Purpose: The Geopolitical Timing Correlation Scanner is designed to identify and analyze political events, regulatory changes, and international tensions that could potentially impact a company’s cyber security posture. By monitoring mentions in various sections of the company’s website, including its trust center pages, this scanner helps in assessing potential risks associated with geopolitical factors influencing cyber threats and vulnerabilities.

What It Detects:

  • Political Event Mentions: Identifies mentions of significant political events or elections that might affect the company’s operations.
  • Regulatory Changes: Looks for references to new laws, regulations, or compliance requirements that could impact the company’s security policies.
  • International Tensions: Detects discussions about geopolitical tensions, conflicts, or diplomatic issues that may pose risks to the company.
  • Policy Updates: Identifies updates or changes in company security policies related to geopolitical factors.
  • Trust Center Information: Scans trust center pages for any mentions of geopolitical events affecting the company’s security stance.

Inputs Required:

  • domain (string): Primary domain to analyze (e.g., acme.com) - This is necessary to search and monitor relevant information across different sections of the company’s website.
  • company_name (string): Company name for statement searching (e.g., “Acme Corporation”) - Used in searches to ensure that findings are specific to the organization being analyzed.

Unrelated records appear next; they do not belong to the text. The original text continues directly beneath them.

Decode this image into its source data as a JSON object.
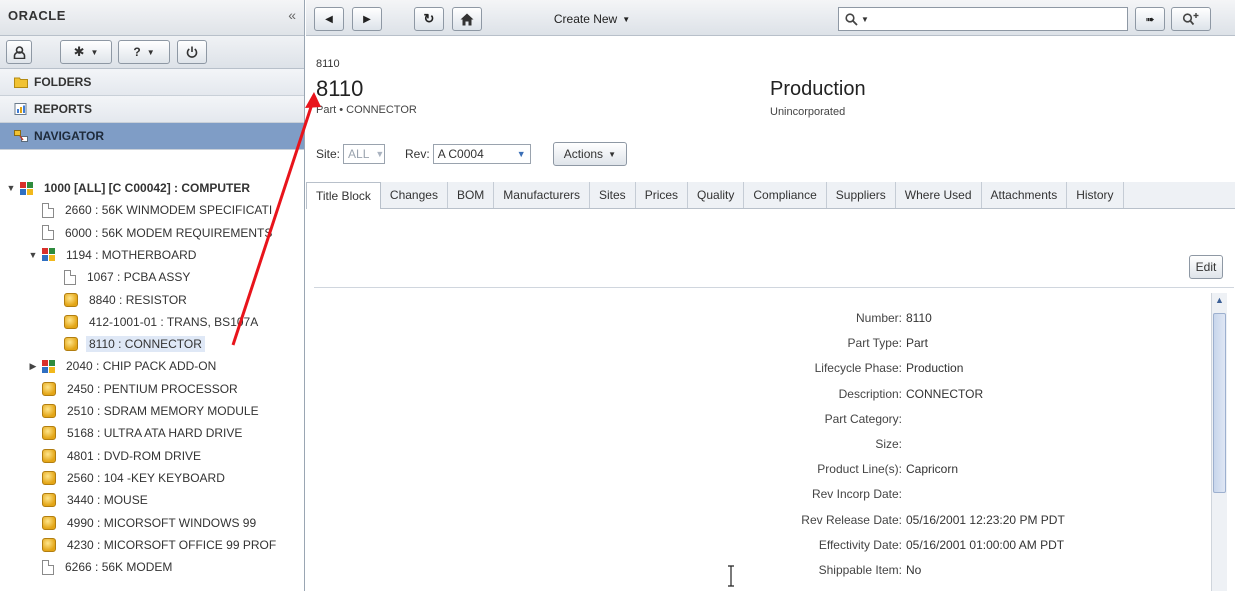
{
  "left": {
    "logo": "ORACLE",
    "collapse_icon": "«",
    "toolbar": {
      "user_icon": "user-icon",
      "gear_icon": "gear-icon",
      "help": "?",
      "power_icon": "power-icon"
    },
    "sections": [
      {
        "label": "FOLDERS",
        "icon": "folder-icon"
      },
      {
        "label": "REPORTS",
        "icon": "report-icon"
      },
      {
        "label": "NAVIGATOR",
        "icon": "navigator-icon",
        "active": true
      }
    ],
    "tree": [
      {
        "label": "1000 [ALL] [C C00042] : COMPUTER",
        "type": "assembly",
        "level": 0,
        "expanded": true
      },
      {
        "label": "2660 : 56K WINMODEM SPECIFICATI",
        "type": "document",
        "level": 1
      },
      {
        "label": "6000 : 56K MODEM REQUIREMENTS",
        "type": "document",
        "level": 1
      },
      {
        "label": "1194 : MOTHERBOARD",
        "type": "assembly",
        "level": 1,
        "expanded": true
      },
      {
        "label": "1067 : PCBA ASSY",
        "type": "document",
        "level": 2
      },
      {
        "label": "8840 : RESISTOR",
        "type": "part",
        "level": 2
      },
      {
        "label": "412-1001-01 : TRANS, BS107A",
        "type": "part",
        "level": 2
      },
      {
        "label": "8110 : CONNECTOR",
        "type": "part",
        "level": 2,
        "selected": true
      },
      {
        "label": "2040 : CHIP PACK ADD-ON",
        "type": "assembly",
        "level": 1,
        "expanded": false
      },
      {
        "label": "2450 : PENTIUM PROCESSOR",
        "type": "part",
        "level": 1
      },
      {
        "label": "2510 : SDRAM MEMORY MODULE",
        "type": "part",
        "level": 1
      },
      {
        "label": "5168 : ULTRA ATA HARD DRIVE",
        "type": "part",
        "level": 1
      },
      {
        "label": "4801 : DVD-ROM DRIVE",
        "type": "part",
        "level": 1
      },
      {
        "label": "2560 : 104 -KEY KEYBOARD",
        "type": "part",
        "level": 1
      },
      {
        "label": "3440 : MOUSE",
        "type": "part",
        "level": 1
      },
      {
        "label": "4990 : MICORSOFT WINDOWS 99",
        "type": "part",
        "level": 1
      },
      {
        "label": "4230 : MICORSOFT OFFICE 99 PROF",
        "type": "part",
        "level": 1
      },
      {
        "label": "6266 : 56K MODEM",
        "type": "document",
        "level": 1
      }
    ]
  },
  "topbar": {
    "back_icon": "back-icon",
    "forward_icon": "forward-icon",
    "refresh_icon": "refresh-icon",
    "home_icon": "home-icon",
    "create_new": "Create New",
    "search_placeholder": "",
    "search_icon": "search-icon",
    "quick_access_icon": "quick-access-icon",
    "advanced_search_icon": "advanced-search-icon"
  },
  "object": {
    "number_small": "8110",
    "number": "8110",
    "subtitle": "Part • CONNECTOR",
    "lifecycle": "Production",
    "incorporation": "Unincorporated",
    "site_label": "Site:",
    "site_value": "ALL",
    "rev_label": "Rev:",
    "rev_value": "A C0004",
    "actions": "Actions"
  },
  "tabs": [
    "Title Block",
    "Changes",
    "BOM",
    "Manufacturers",
    "Sites",
    "Prices",
    "Quality",
    "Compliance",
    "Suppliers",
    "Where Used",
    "Attachments",
    "History"
  ],
  "active_tab": "Title Block",
  "edit_label": "Edit",
  "fields": [
    {
      "label": "Number:",
      "value": "8110"
    },
    {
      "label": "Part Type:",
      "value": "Part"
    },
    {
      "label": "Lifecycle Phase:",
      "value": "Production"
    },
    {
      "label": "Description:",
      "value": "CONNECTOR"
    },
    {
      "label": "Part Category:",
      "value": ""
    },
    {
      "label": "Size:",
      "value": ""
    },
    {
      "label": "Product Line(s):",
      "value": "Capricorn"
    },
    {
      "label": "Rev Incorp Date:",
      "value": ""
    },
    {
      "label": "Rev Release Date:",
      "value": "05/16/2001 12:23:20 PM PDT"
    },
    {
      "label": "Effectivity Date:",
      "value": "05/16/2001 01:00:00 AM PDT"
    },
    {
      "label": "Shippable Item:",
      "value": "No"
    }
  ],
  "colors": {
    "annotation_arrow": "#e8141b",
    "navigator_active": "#7f9dc6",
    "selected_row": "#dfe8f6"
  }
}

Business Impact: Understanding how geopolitical events and regulatory changes can impact cyber threats is crucial for maintaining a robust security posture. By detecting such events early, companies can proactively adjust their strategies to mitigate potential risks and protect sensitive information.

Risk Levels:

  • Critical: Severe geopolitical tensions or significant regulatory updates that directly affect critical infrastructure or compliance requirements are considered critical.
  • High: Notable political events or changes in regulations that significantly influence business operations and could lead to substantial risk exposure.
  • Medium: Minor political mentions or minor regulatory adjustments that may require monitoring but do not pose immediate high risks.
  • Low: Informal discussions or tangential impacts on security policies, generally considered less impactful than higher risk levels.
  • Info: Minimal references that are primarily informational and unlikely to affect the company’s security posture significantly.

If specific risk levels are not detailed in the README, they have been inferred based on the general implications of each detection type.

Example Findings:

  • The scanner might flag a mention of “geopolitical tensions escalating in Asia” as an international tension, indicating potential risks to business operations.
  • A reference to “upcoming GDPR compliance requirements” could be flagged as a regulatory change, highlighting the need for immediate attention to policy updates.